Aquaculture for all

Differentiating Minor & Major Fishing Vessel Offences

UK - A wide range of issues were covered at a recent meeting between the National Federation of Fishermen's Organisations (NFFO) and the Marine Management Organisation (MMO), held recently in the MMOs headquarters in Newcastle.

Amongst the issues discussed were:
  • The design application and enforcement of management measures within marine conservation zones and special areas of conservation
  • Electronic logbooks, including the development and availability of an integrated VMS/e-logbook system.
  • The performance of the English EFF programme
  • Progress in implementing the new EU Control Regulation, including:
  • Weighing of catch provisions
  • A 10 per cent margin of tolerance
  • Engine power measurement
  • Marking of pots
  • The application of Fisheries Administrative penalties
  • New MMO arrangements to ensure that all infringements are dealt with in a timely and consistent way
  • Delivery and practicality issues associated with the Defra consultation on the future of under-10m quota management
  • The MMO’s compliance and enforcement strategy
  • Voluntary net tagging that could potentially reduce the time and hassle of boardings at sea
  • The need for better considerations of the practicalities of fishing operations during boardings

“Absolute Minefield of Offences”

The MMO and NFFO are agreed that the complexity of the Common Fisheries Policy has led to an “absolute minefield” of potential offences for fishing vessels.

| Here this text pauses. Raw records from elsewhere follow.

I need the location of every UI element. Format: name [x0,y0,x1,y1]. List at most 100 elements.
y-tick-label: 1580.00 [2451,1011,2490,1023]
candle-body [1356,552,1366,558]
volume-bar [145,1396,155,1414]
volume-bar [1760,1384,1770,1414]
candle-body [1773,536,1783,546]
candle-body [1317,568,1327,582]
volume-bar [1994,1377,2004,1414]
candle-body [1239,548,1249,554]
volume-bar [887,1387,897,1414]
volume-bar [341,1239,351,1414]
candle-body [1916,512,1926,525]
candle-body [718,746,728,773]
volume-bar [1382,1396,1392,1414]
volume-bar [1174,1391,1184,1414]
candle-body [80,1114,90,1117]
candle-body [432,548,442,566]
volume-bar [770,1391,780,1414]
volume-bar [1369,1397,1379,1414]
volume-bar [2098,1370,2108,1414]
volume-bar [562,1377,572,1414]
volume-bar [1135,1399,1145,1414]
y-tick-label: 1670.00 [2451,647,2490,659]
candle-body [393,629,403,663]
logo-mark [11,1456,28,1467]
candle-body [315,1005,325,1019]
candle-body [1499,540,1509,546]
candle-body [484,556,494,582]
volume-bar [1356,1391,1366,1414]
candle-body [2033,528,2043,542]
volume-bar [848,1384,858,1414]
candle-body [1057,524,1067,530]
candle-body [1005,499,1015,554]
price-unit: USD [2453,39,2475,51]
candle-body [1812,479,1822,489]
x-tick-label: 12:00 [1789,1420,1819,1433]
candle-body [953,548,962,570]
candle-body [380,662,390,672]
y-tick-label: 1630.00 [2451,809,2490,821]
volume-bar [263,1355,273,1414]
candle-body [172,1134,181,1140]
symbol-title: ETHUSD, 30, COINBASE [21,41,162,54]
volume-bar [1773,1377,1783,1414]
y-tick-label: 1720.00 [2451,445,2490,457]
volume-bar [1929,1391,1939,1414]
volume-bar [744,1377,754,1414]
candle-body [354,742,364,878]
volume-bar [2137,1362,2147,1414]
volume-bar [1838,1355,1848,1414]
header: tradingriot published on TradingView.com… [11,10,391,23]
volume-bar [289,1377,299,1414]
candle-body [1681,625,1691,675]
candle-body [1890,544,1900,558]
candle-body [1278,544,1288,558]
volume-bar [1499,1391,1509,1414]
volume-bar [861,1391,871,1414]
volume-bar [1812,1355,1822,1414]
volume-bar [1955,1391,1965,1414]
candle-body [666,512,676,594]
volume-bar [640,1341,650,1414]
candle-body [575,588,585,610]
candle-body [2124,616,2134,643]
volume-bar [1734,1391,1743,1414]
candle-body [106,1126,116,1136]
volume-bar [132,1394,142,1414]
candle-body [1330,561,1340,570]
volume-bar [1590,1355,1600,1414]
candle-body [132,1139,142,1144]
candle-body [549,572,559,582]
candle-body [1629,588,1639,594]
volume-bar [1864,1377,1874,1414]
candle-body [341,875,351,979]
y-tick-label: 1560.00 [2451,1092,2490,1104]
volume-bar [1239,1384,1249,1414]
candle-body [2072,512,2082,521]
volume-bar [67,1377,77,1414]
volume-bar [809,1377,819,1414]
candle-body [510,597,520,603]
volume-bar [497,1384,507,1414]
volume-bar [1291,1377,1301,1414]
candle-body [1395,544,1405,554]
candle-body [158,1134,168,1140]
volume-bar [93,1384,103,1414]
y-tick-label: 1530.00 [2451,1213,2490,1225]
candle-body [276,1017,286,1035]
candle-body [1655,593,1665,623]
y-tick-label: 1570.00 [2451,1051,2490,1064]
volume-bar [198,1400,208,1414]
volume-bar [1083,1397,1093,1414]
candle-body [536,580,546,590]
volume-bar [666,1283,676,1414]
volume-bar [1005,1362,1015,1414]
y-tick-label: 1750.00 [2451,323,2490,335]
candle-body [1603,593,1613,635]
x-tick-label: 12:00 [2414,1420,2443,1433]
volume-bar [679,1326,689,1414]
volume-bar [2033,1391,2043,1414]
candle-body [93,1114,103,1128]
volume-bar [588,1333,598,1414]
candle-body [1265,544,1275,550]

There is therefore a need for pragmatic and proportionate enforcement that, so far as possible, separates minor infringements from determined and recurrent rule-breaking.

Fisheries Administrative Penalties have helped to streamline the process and a new system of monthly reviews of all fisheries offences is being implemented to bring consistency and to ensure that prosecutions if they are to happen are brought forward in a timely fashion.

The Federation raised a number of incidents in which boardings at sea had been handled clumsily with apparent disregard for fishing operations and our concerns would be passed on to the Royal Navy.

It was agreed to reinstate liaison days with the Fisheries Protection Squadron, with port visits by fisheries protection vessels in the Irish Sea, Shoreham and Hartlepool on dated in the near future.

The potential for repeated prosecutions for infringement of the 10 per cent margin of tolerance –particularly for small quantities - was raised and the need for a reasonable, pragmatic and risk based approach was underlined.

It was agreed to discuss further the details of a voluntary net tagging scheme which potentially could reduce the time and anxiety of net measurements at sea.

The navigational chaos that will result from implementation of the new Control Regulation requirements on flags, radar reflectors and lights on dhans marking pots was emphasised. The huge cost and navigational consequences of vessels confronting a city of light and a snowstorm of radar signals underlined the need for a practical solution.

Conclusions

This was a constructive meeting which aimed to make the best out of a management system that is over-complex, in places fundamentally irrational, and certainly far removed from the practicalities of fishing; but is the law - until that law can be changed, said both parties.

The MMO has faced a difficult baptism of fire but the meeting showed that there is at least a strong will to temper the rough edges of the CFP without abandoning the core purpose of enforcing fisheries regulations. The Federation will be meeting the MMO to continue this dialogue at regular intervals.